This section illustrates that an analysis of variance model can be formulated as a simple regression model with optimal scoring. The purpose of the example is to explain one aspect of how PROC TRANSREG works, not to propose an alternative way of performing an analysis of variance.
Finding the overall fit of a large, unbalanced analysis of variance model can be handled as an optimal scoring problem without
creating large, sparse design matrices. For example, consider an unbalanced full main-effects and interactions ANOVA model
with six factors.

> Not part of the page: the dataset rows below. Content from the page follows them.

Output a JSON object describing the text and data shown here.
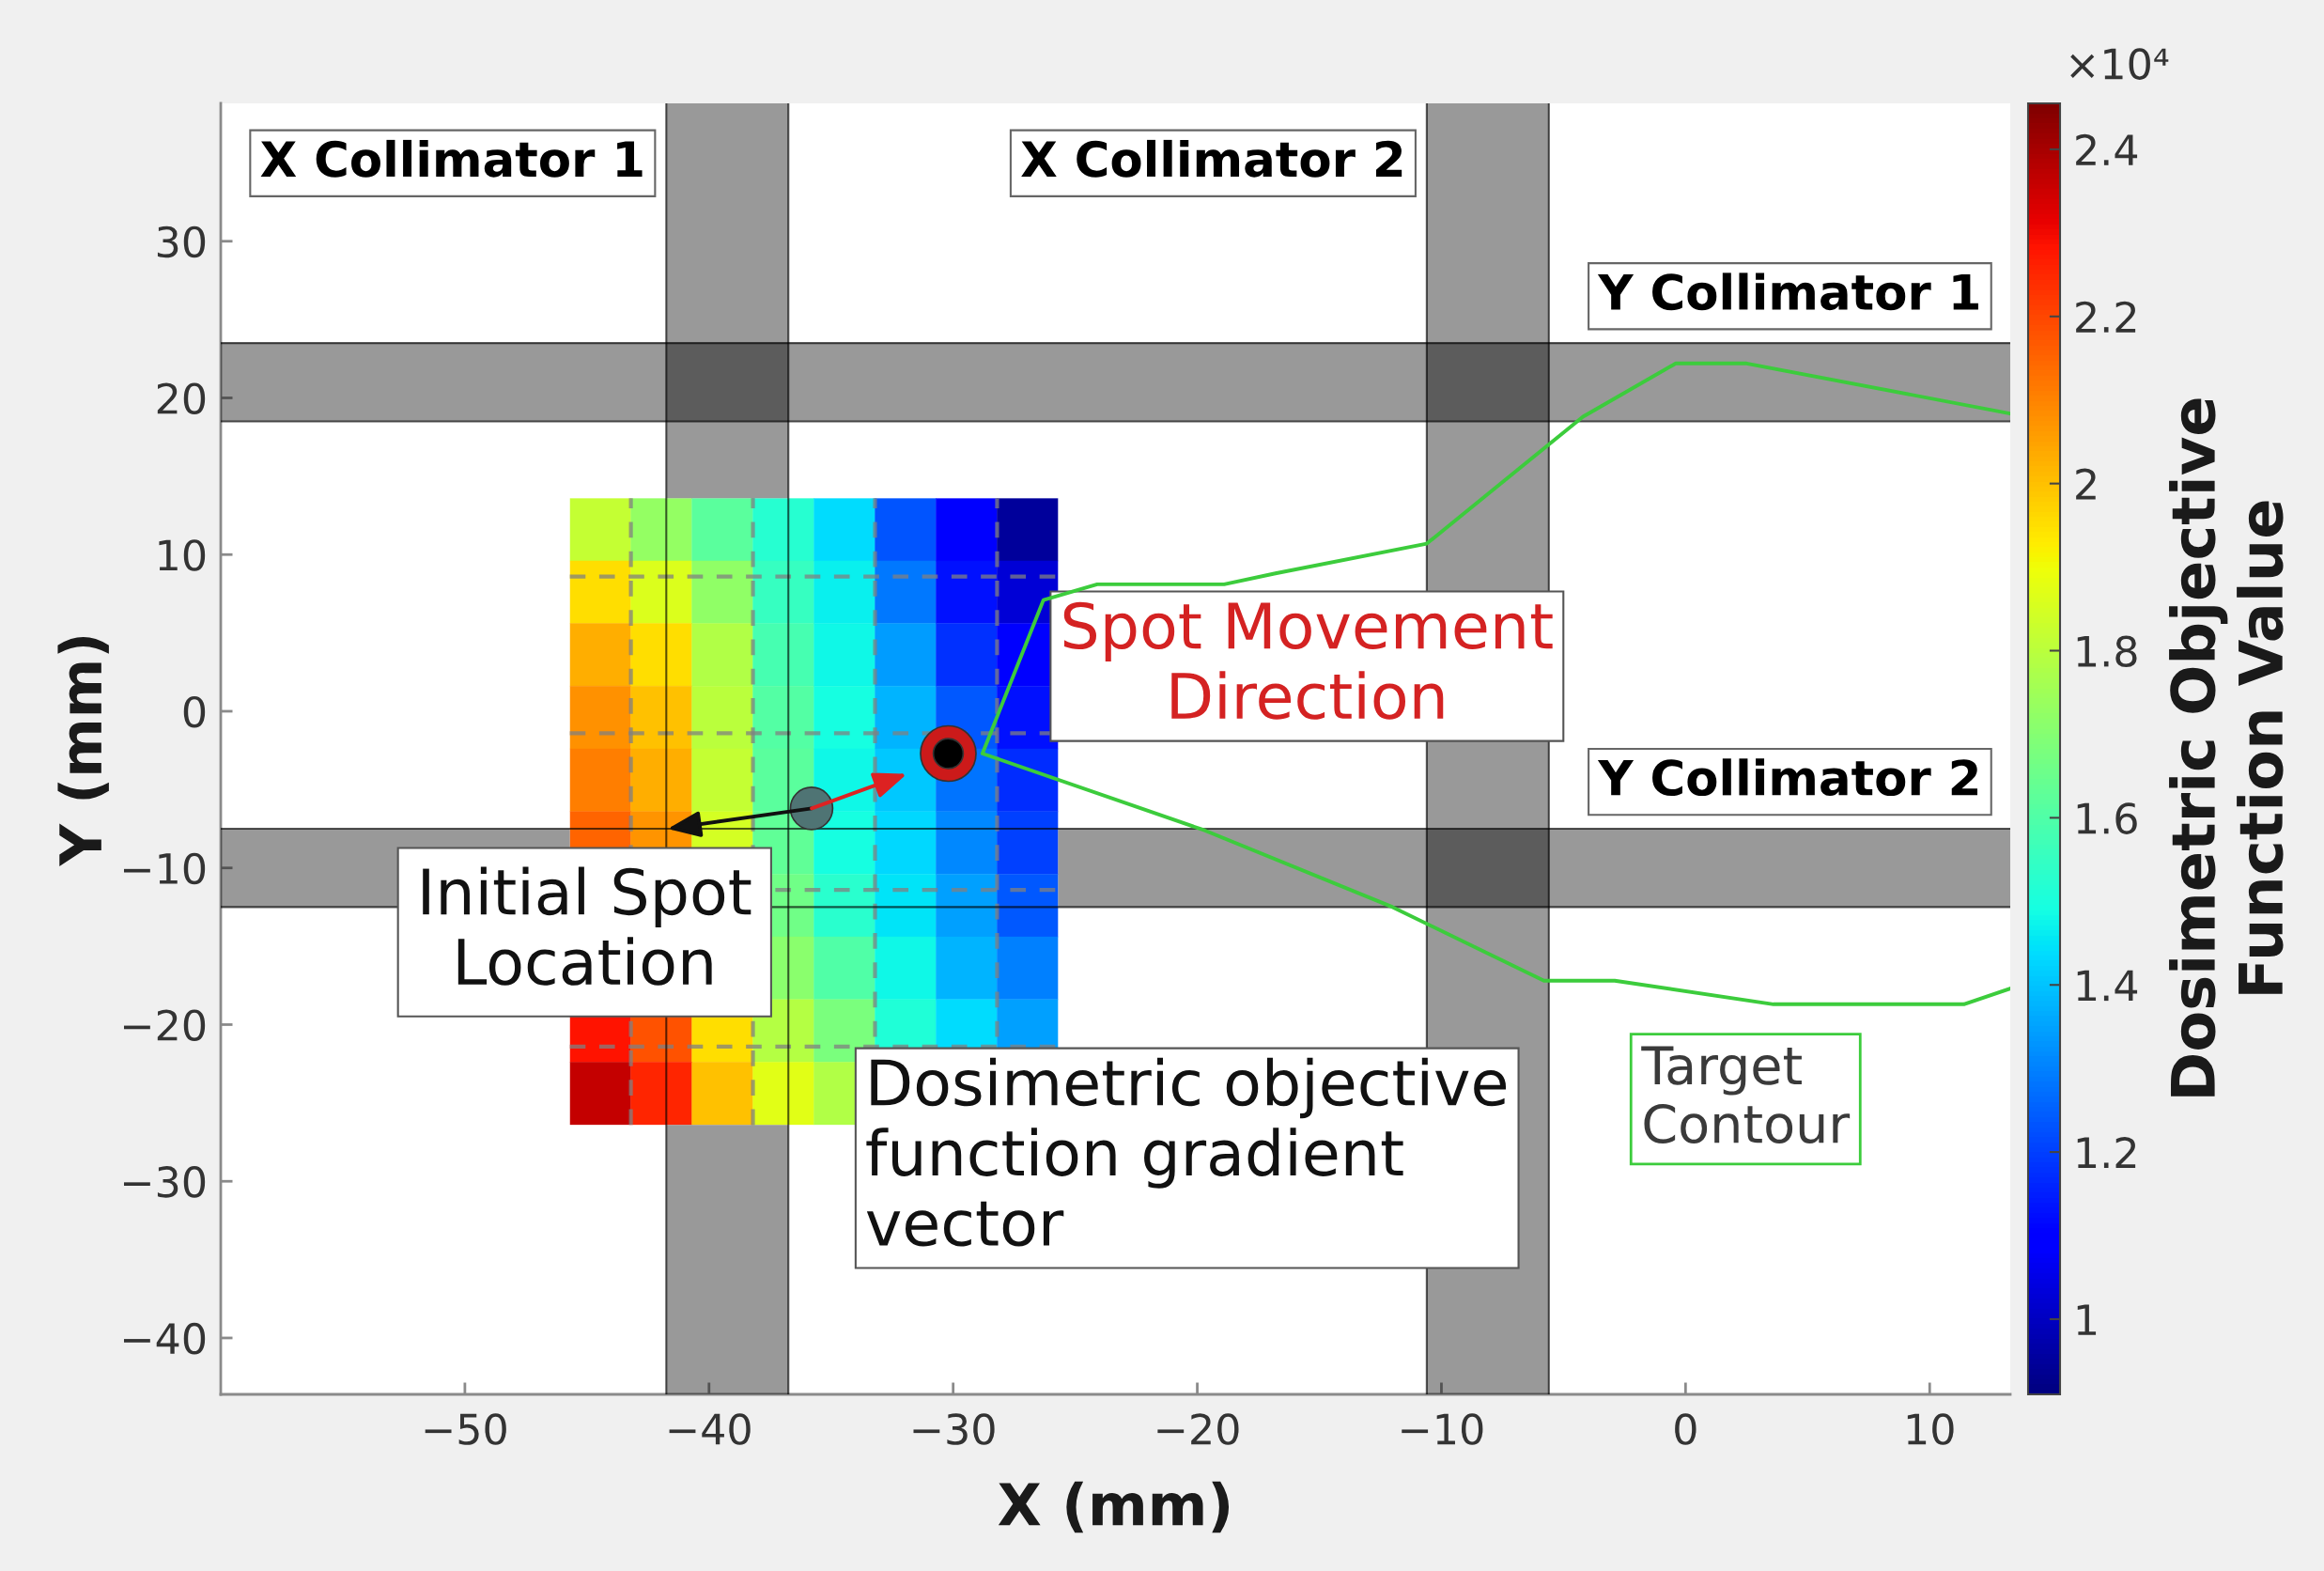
{
  "chart_data": [
    {
      "type": "line",
      "xlabel": "X (mm)",
      "ylabel": "Y (mm)",
      "xlim": [
        -60,
        13.3
      ],
      "ylim": [
        -43.6,
        38.8
      ],
      "xticks": [
        -50,
        -40,
        -30,
        -20,
        -10,
        0,
        10
      ],
      "yticks": [
        -40,
        -30,
        -20,
        -10,
        0,
        10,
        20,
        30
      ],
      "series": [
        {
          "name": "Target\nContour",
          "color": "#3ccc3c",
          "x": [
            13.3,
            2.5,
            -0.4,
            -4.2,
            -10.6,
            -16.8,
            -18.9,
            -24.1,
            -26.3,
            -28.8,
            -19.7,
            -12.0,
            -5.8,
            -2.9,
            3.6,
            11.4,
            13.3
          ],
          "values": [
            19.0,
            22.2,
            22.2,
            18.8,
            10.7,
            8.8,
            8.1,
            8.1,
            7.1,
            -2.7,
            -7.6,
            -12.5,
            -17.2,
            -17.2,
            -18.7,
            -18.7,
            -17.7
          ]
        },
        {
          "type": "bubble",
          "color": "#4f7474",
          "x": [
            -35.8
          ],
          "values": [
            -6.2
          ],
          "sizes": [
            0.58
          ]
        },
        {
          "type": "bubble",
          "color": "#cc1a1a",
          "x": [
            -30.2
          ],
          "values": [
            -2.7
          ],
          "sizes": [
            1
          ]
        },
        {
          "type": "bubble",
          "color": "#000000",
          "x": [
            -30.2
          ],
          "values": [
            -2.7
          ],
          "sizes": [
            0.29
          ]
        }
      ],
      "bands": [
        {
          "axis": "x",
          "from": -41.75,
          "to": -36.75,
          "label": "X Collimator 1",
          "color": "#999999"
        },
        {
          "axis": "x",
          "from": -10.6,
          "to": -5.6,
          "label": "X Collimator 2",
          "color": "#999999"
        },
        {
          "axis": "y",
          "from": 18.5,
          "to": 23.5,
          "label": "Y Collimator 1",
          "color": "#999999"
        },
        {
          "axis": "y",
          "from": -12.5,
          "to": -7.5,
          "label": "Y Collimator 2",
          "color": "#999999"
        }
      ],
      "ref_lines": [
        {
          "axis": "x",
          "value": -43.2,
          "color": "#808080",
          "line_style": "dashed"
        },
        {
          "axis": "x",
          "value": -38.2,
          "color": "#808080",
          "line_style": "dashed"
        },
        {
          "axis": "x",
          "value": -33.2,
          "color": "#808080",
          "line_style": "dashed"
        },
        {
          "axis": "x",
          "value": -28.2,
          "color": "#808080",
          "line_style": "dashed"
        },
        {
          "axis": "y",
          "value": 8.6,
          "color": "#808080",
          "line_style": "dashed"
        },
        {
          "axis": "y",
          "value": -1.4,
          "color": "#808080",
          "line_style": "dashed"
        },
        {
          "axis": "y",
          "value": -11.4,
          "color": "#808080",
          "line_style": "dashed"
        },
        {
          "axis": "y",
          "value": -21.4,
          "color": "#808080",
          "line_style": "dashed"
        }
      ],
      "annotations": [
        "Initial Spot\nLocation",
        "Spot Movement\nDirection",
        "Dosimetric objective\nfunction gradient\nvector"
      ]
    },
    {
      "type": "heatmap",
      "categories": [
        null,
        null,
        null,
        null,
        null,
        null,
        null,
        null
      ],
      "y_categories": [
        null,
        null,
        null,
        null,
        null,
        null,
        null,
        null,
        null,
        null
      ],
      "cells": [
        [
          1.82,
          1.73,
          1.62,
          1.52,
          1.44,
          1.23,
          1.09,
          0.95
        ],
        [
          1.95,
          1.86,
          1.72,
          1.55,
          1.47,
          1.29,
          1.13,
          1.03
        ],
        [
          2.03,
          1.95,
          1.78,
          1.58,
          1.48,
          1.34,
          1.18,
          1.08
        ],
        [
          2.08,
          2.0,
          1.8,
          1.61,
          1.49,
          1.38,
          1.24,
          1.13
        ],
        [
          2.11,
          2.03,
          1.82,
          1.62,
          1.48,
          1.41,
          1.28,
          1.17
        ],
        [
          2.15,
          2.07,
          1.85,
          1.63,
          1.49,
          1.43,
          1.31,
          1.2
        ],
        [
          null,
          null,
          null,
          1.66,
          1.53,
          1.45,
          1.35,
          1.24
        ],
        [
          null,
          null,
          null,
          1.71,
          1.6,
          1.48,
          1.38,
          1.3
        ],
        [
          2.28,
          2.18,
          1.95,
          1.79,
          1.68,
          1.51,
          1.44,
          1.35
        ],
        [
          2.36,
          2.25,
          2.0,
          1.87,
          1.78,
          null,
          null,
          null
        ]
      ],
      "clim": [
        0.91,
        2.455
      ],
      "cticks": [
        1,
        1.2,
        1.4,
        1.6,
        1.8,
        2,
        2.2,
        2.4
      ],
      "clabel": "Dosimetric Objective\nFunction Value",
      "annotations": [
        "×10⁴"
      ]
    }
  ]
}
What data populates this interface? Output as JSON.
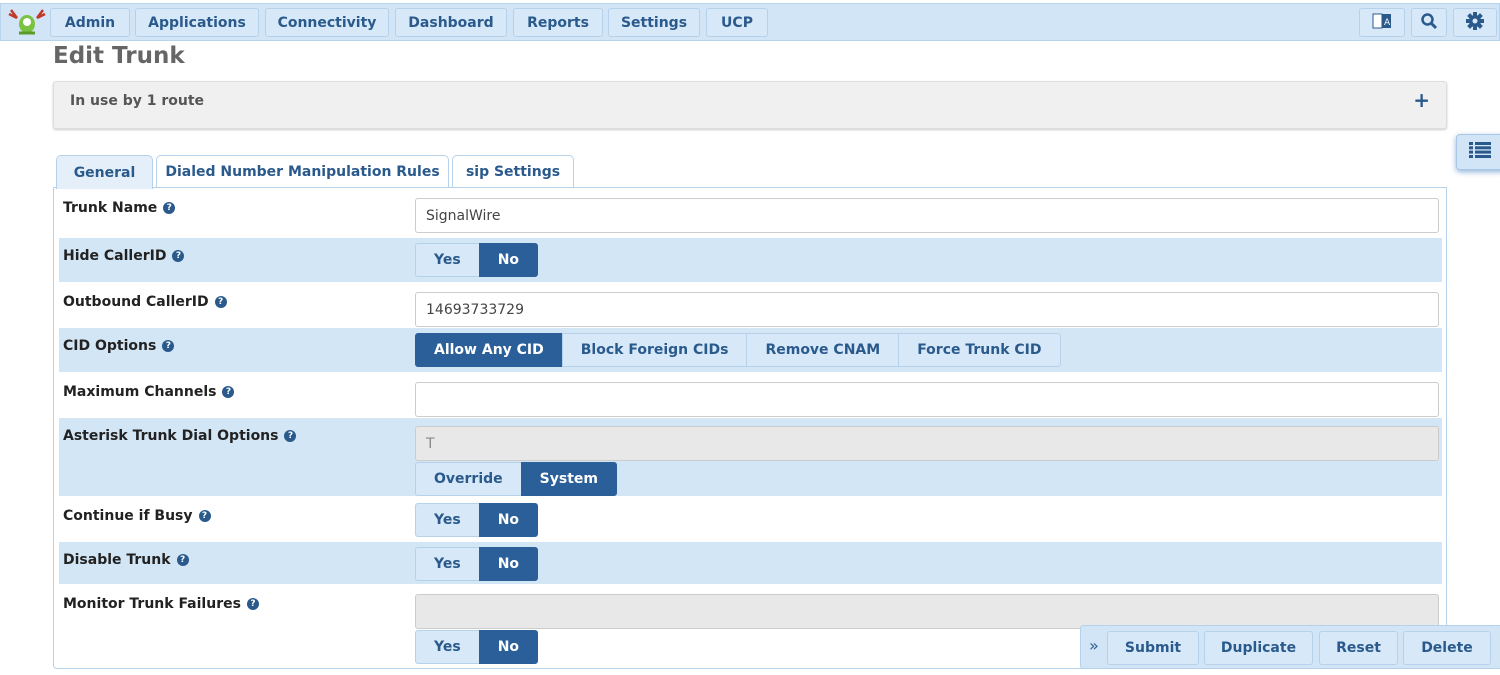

Assume that a SAS data set is created with factor-level indicator variables c1
through c6
and dependent variable y
. If each factor level consists of nonblank single characters, you can create a cell indicator in a DATA step with the statement
as follows:
x=compress(c1||c2||c3||c4||c5||c6);
The following statements optimally score x
(by using the OPSCORE
transformation) and do not transform y
:
proc transreg; model identity(y)=opscore(x); output; run;
The final R square reported is the R square for the full analysis of variance model. This R square is the same R square that would be reported by both of the following PROC GLM steps:
proc glm; class x; model y=x; run; proc glm; class c1-c6; model y=c1|c2|c3|c4|c5|c6; run;
PROC TRANSREG optimally scores the classes of x
, within the space of a single variable with values linearly related to the cell means, so the full ANOVA problem is reduced
to a simple regression problem with an optimal independent variable. PROC TRANSREG requires only one iteration to find the
optimal scoring of x
but, by default, performs a second iteration, which reports no data changes.